Being Canada, I should have ordered something with bacon. That’s my one Canadian regret. I got a regular cheeseburger, onion rings and a mousseusse root beer. I paid in change.
At this point, my pocket system failed me. I had Canadian money in the right pocket, American money in the left. But my right pocket chose this time to spring a leak. All coins under $1 rushed out, bouncing off my ankle and scattering on the brown tile floor. I had to switch right pocket contents to my shirt pocket, which made every payment look like I was creatively going to give someone the finger.
The counter girl went to the topping area and asked what I wanted on my burger. Wow; whatever the opposite of Vulcanized pancakes are, this was it. Lettuce and onions, by the way.
The receipt said PROUDLY CANADIAN below the logo. Jeez, how I can hold a grudge against these guys? I love Harveys now. I can’t vouch for their breakfasts still, but after 10:30 it’s a fine establishment.
Back in the car, I tried for Canadian-only listening. Sarah McLaughlin, Rush, BTO, Bryan Adams if I can find him, Celine Dion, but only because she’s Canadian, swear to God I don’t like her otherwise.
My shopping had a few other highlights. I found a nursery with the initials TSC, after my old college. I overheard a Canadian say not only ‘eh’ and ‘aboot’, but also ‘wicked’, which they must import from Boston. Canadian auto dealerships have giant Canadian flags that fly overhead; I really should have expected that one. I made great time in speed limits of 50, until I realized that whole metric thing.
I came back a little south of where I crossed the St. Lawrence before: Niagara Falls. Niagara Falls note: at midnight, it’s EMPTY. Scattered couples holding hands, but plenty of time to stick your head out the window and enjoy the scenery while not having to worry about crunching the empty road in front of you. Pulled over twice to watch the nature, once on each bank.
I had a legitimate run-in with the customs guard as I went back to America. I was the absolute only car on the bridge coming over.
“Citizenship?” he asked.
“Yep!” I said, very stupidly.
“To which country?”
“Oh, uh, America.” I assumed you were thinking along the same wavelength as me; couldn’t you tell only an American is that stuck up?
“Purpose of visit?”
“Um, uh, pirvate, uh, private label shopping.”
“What?”
“Private label shopping. You know, store brands of items? You know, a Loblaws can of peas?” I always have to explain what private label is, and always use the can of peas explanation. “Anything in your trunk?”
“Nope.” I never checked; there might be a corpse from the last guy who rented the Neon.
“Could you pop it?”
Thirty seconds of me pantomiming trying to find the trunk button. I really couldn’t find it, but I had to put on the act so he also knew that. “Hang on, it’s around here somewhere,” I said as I turned on the windshield wipers for the second time. “Step out of the car.” Uh oh.

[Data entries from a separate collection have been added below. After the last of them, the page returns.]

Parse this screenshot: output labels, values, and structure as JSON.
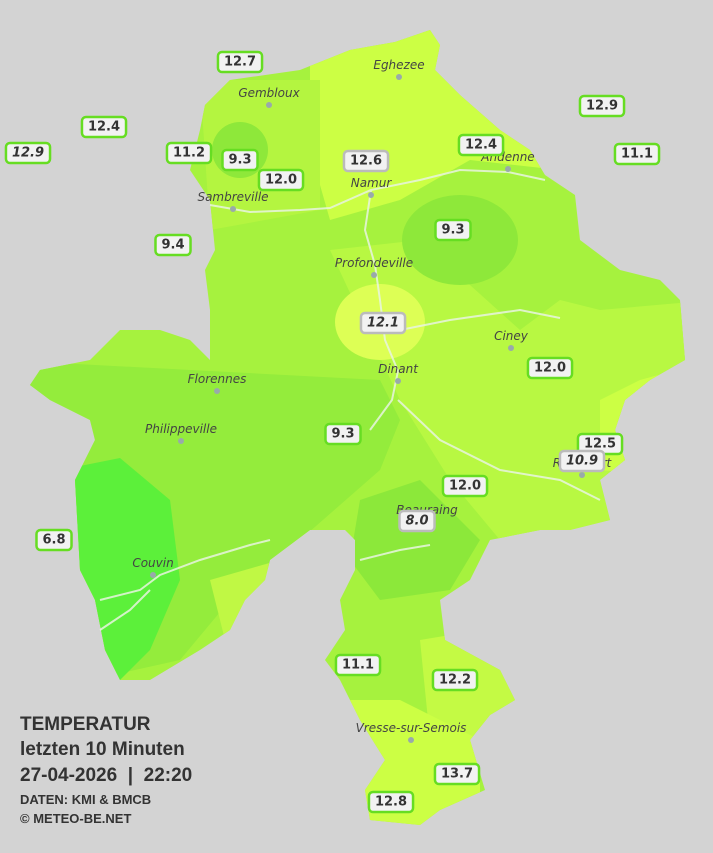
{
  "legend": {
    "heading": "TEMPERATUR",
    "subtitle": "letzten 10 Minuten",
    "timestamp": "27-04-2026  |  22:20",
    "source": "DATEN: KMI & BMCB",
    "copyright": "© METEO-BE.NET"
  },
  "cities": [
    "Eghezee",
    "Gembloux",
    "Andenne",
    "Namur",
    "Sambreville",
    "Profondeville",
    "Ciney",
    "Dinant",
    "Florennes",
    "Philippeville",
    "Rochefort",
    "Beauraing",
    "Couvin",
    "Vresse-sur-Semois"
  ],
  "stations": [
    "12.7",
    "12.4",
    "12.9",
    "11.2",
    "9.4",
    "6.8",
    "12.9",
    "11.1",
    "9.3",
    "12.0",
    "12.6",
    "12.4",
    "9.3",
    "12.1",
    "12.0",
    "12.5",
    "10.9",
    "9.3",
    "12.0",
    "8.0",
    "11.1",
    "12.2",
    "13.7",
    "12.8"
  ]
}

I went to the trunk, stuck the key in, and opened it to reveal ... a completely empty trunk. Lot of space for a little car. “The stuff I bought is all up front. I’ve got receipts for everything.”
“How much did you buy?”
“About fifty bucks worth.”
He seemed mildly surprised it was this low. “Go.” It was actually only $35, and a Canadian $35 at that. “Hey, any good deals?” I told him about the Swifter.
Back in America, it turned into another late night drive. Never mind that this was a new road for me: it was America, and thus kinda boring. The Canadian mind-marinater has been turned off, and the Buffalo marinater was just a reminder to eat some wings before leaving. I did, they sucked, about as hot as a Creamsicle. Maybe they would have been better with some private label Clamato.